“No matter how many lectures, books and studies are published on the theft of the Parthenon Sculptures, and no matter how many sound arguments and evidence we present in support of their return, the wider public will never grasp the essence of the issue as powerfully as it can through the force of image and storytelling,” the director of the Acropolis Museum, Nikolaos Stampolidis, said in his introduction to the docudrama “The Woman Behind Elgin,” which premiered earlier this week opposite the Sacred Rock of the Acropolis.
The story of the Parthenon Sculptures has, indeed, been retold over and over again, from one side or the other, and argued from every tone: scholarly, propagandistic and personal, appealing to emotion or logic. This time around, the story is told through the perspective of a woman who was very close to the events, Lady Elgin, and is drawn from a series of private letters that shed light on how the sculptures were pillaged from the ancient Greek citadel.
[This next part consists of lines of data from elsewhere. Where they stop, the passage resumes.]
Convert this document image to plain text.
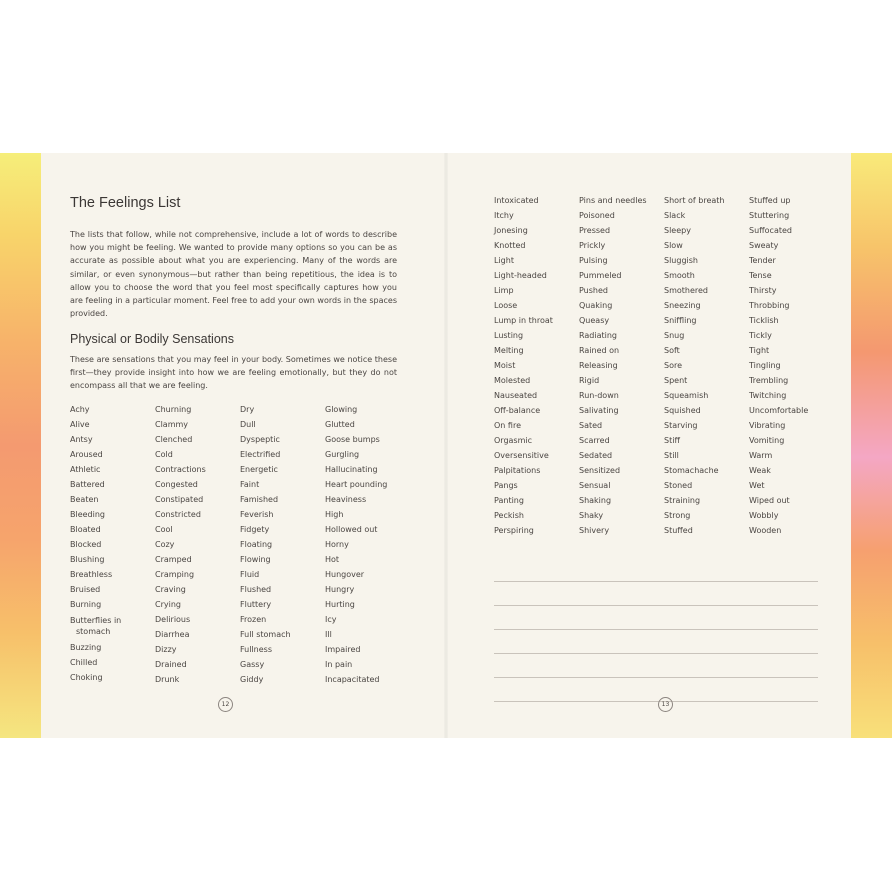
The Feelings List

The lists that follow, while not comprehensive, include a lot of words to describe how you might be feeling. We wanted to provide many options so you can be as accurate as possible about what you are experiencing. Many of the words are similar, or even synonymous—but rather than being repetitious, the idea is to allow you to choose the word that you feel most specifically captures how you are feeling in a particular moment. Feel free to add your own words in the spaces provided.

Physical or Bodily Sensations

These are sensations that you may feel in your body. Sometimes we notice these first—they provide insight into how we are feeling emotionally, but they do not encompass all that we are feeling.

Achy
Alive
Antsy
Aroused
Athletic
Battered
Beaten
Bleeding
Bloated
Blocked
Blushing
Breathless
Bruised
Burning
Butterflies in
stomach
Buzzing
Chilled
Choking
Churning
Clammy
Clenched
Cold
Contractions
Congested
Constipated
Constricted
Cool
Cozy
Cramped
Cramping
Craving
Crying
Delirious
Diarrhea
Dizzy
Drained
Drunk
Dry
Dull
Dyspeptic
Electrified
Energetic
Faint
Famished
Feverish
Fidgety
Floating
Flowing
Fluid
Flushed
Fluttery
Frozen
Full stomach
Fullness
Gassy
Giddy
Glowing
Glutted
Goose bumps
Gurgling
Hallucinating
Heart pounding
Heaviness
High
Hollowed out
Horny
Hot
Hungover
Hungry
Hurting
Icy
Ill
Impaired
In pain
Incapacitated
12
Intoxicated
Itchy
Jonesing
Knotted
Light
Light-headed
Limp
Loose
Lump in throat
Lusting
Melting
Moist
Molested
Nauseated
Off-balance
On fire
Orgasmic
Oversensitive
Palpitations
Pangs
Panting
Peckish
Perspiring
Pins and needles
Poisoned
Pressed
Prickly
Pulsing
Pummeled
Pushed
Quaking
Queasy
Radiating
Rained on
Releasing
Rigid
Run-down
Salivating
Sated
Scarred
Sedated
Sensitized
Sensual
Shaking
Shaky
Shivery
Short of breath
Slack
Sleepy
Slow
Sluggish
Smooth
Smothered
Sneezing
Sniffling
Snug
Soft
Sore
Spent
Squeamish
Squished
Starving
Stiff
Still
Stomachache
Stoned
Straining
Strong
Stuffed
Stuffed up
Stuttering
Suffocated
Sweaty
Tender
Tense
Thirsty
Throbbing
Ticklish
Tickly
Tight
Tingling
Trembling
Twitching
Uncomfortable
Vibrating
Vomiting
Warm
Weak
Wet
Wiped out
Wobbly
Wooden
13
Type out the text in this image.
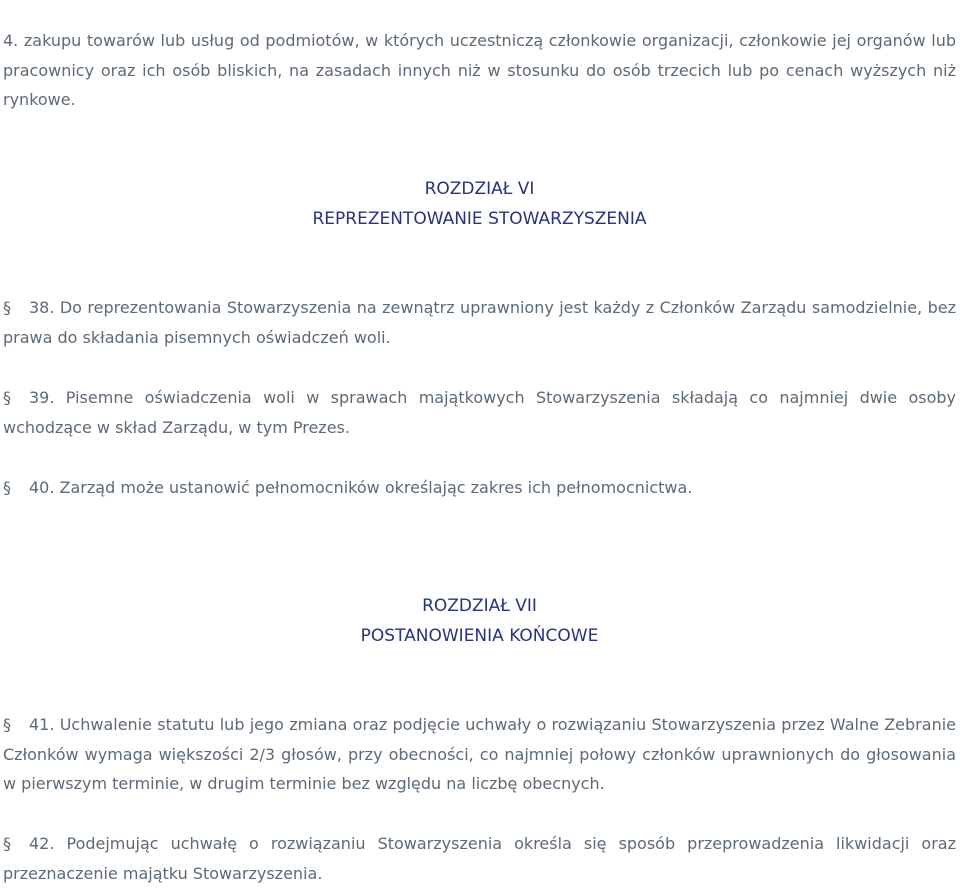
4. zakupu towarów lub usług od podmiotów, w których uczestniczą członkowie organizacji, członkowie jej organów lub pracownicy oraz ich osób bliskich, na zasadach innych niż w stosunku do osób trzecich lub po cenach wyższych niż rynkowe.

ROZDZIAŁ VI

REPREZENTOWANIE STOWARZYSZENIA

§ 38. Do reprezentowania Stowarzyszenia na zewnątrz uprawniony jest każdy z Członków Zarządu samodzielnie, bez prawa do składania pisemnych oświadczeń woli.

§ 39. Pisemne oświadczenia woli w sprawach majątkowych Stowarzyszenia składają co najmniej dwie osoby wchodzące w skład Zarządu, w tym Prezes.

§ 40. Zarząd może ustanowić pełnomocników określając zakres ich pełnomocnictwa.

ROZDZIAŁ VII

POSTANOWIENIA KOŃCOWE

§ 41. Uchwalenie statutu lub jego zmiana oraz podjęcie uchwały o rozwiązaniu Stowarzyszenia przez Walne Zebranie Członków wymaga większości 2/3 głosów, przy obecności, co najmniej połowy członków uprawnionych do głosowania w pierwszym terminie, w drugim terminie bez względu na liczbę obecnych.

§ 42. Podejmując uchwałę o rozwiązaniu Stowarzyszenia określa się sposób przeprowadzenia likwidacji oraz przeznaczenie majątku Stowarzyszenia.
This “micro-history that becomes macro-history,” according to Stampolidis, is the story around which this extensively researched documentary revolves. It is written and narrated by actress Mimi Denissi, who takes viewers to early 19th-century Europe to follow the footsteps of Lord and Lady Elgin as they leave Britain for the Ottoman Empire, where the British aristocrat is posted as a diplomat. From the outset, however, his true obsession is the monuments of the Acropolis.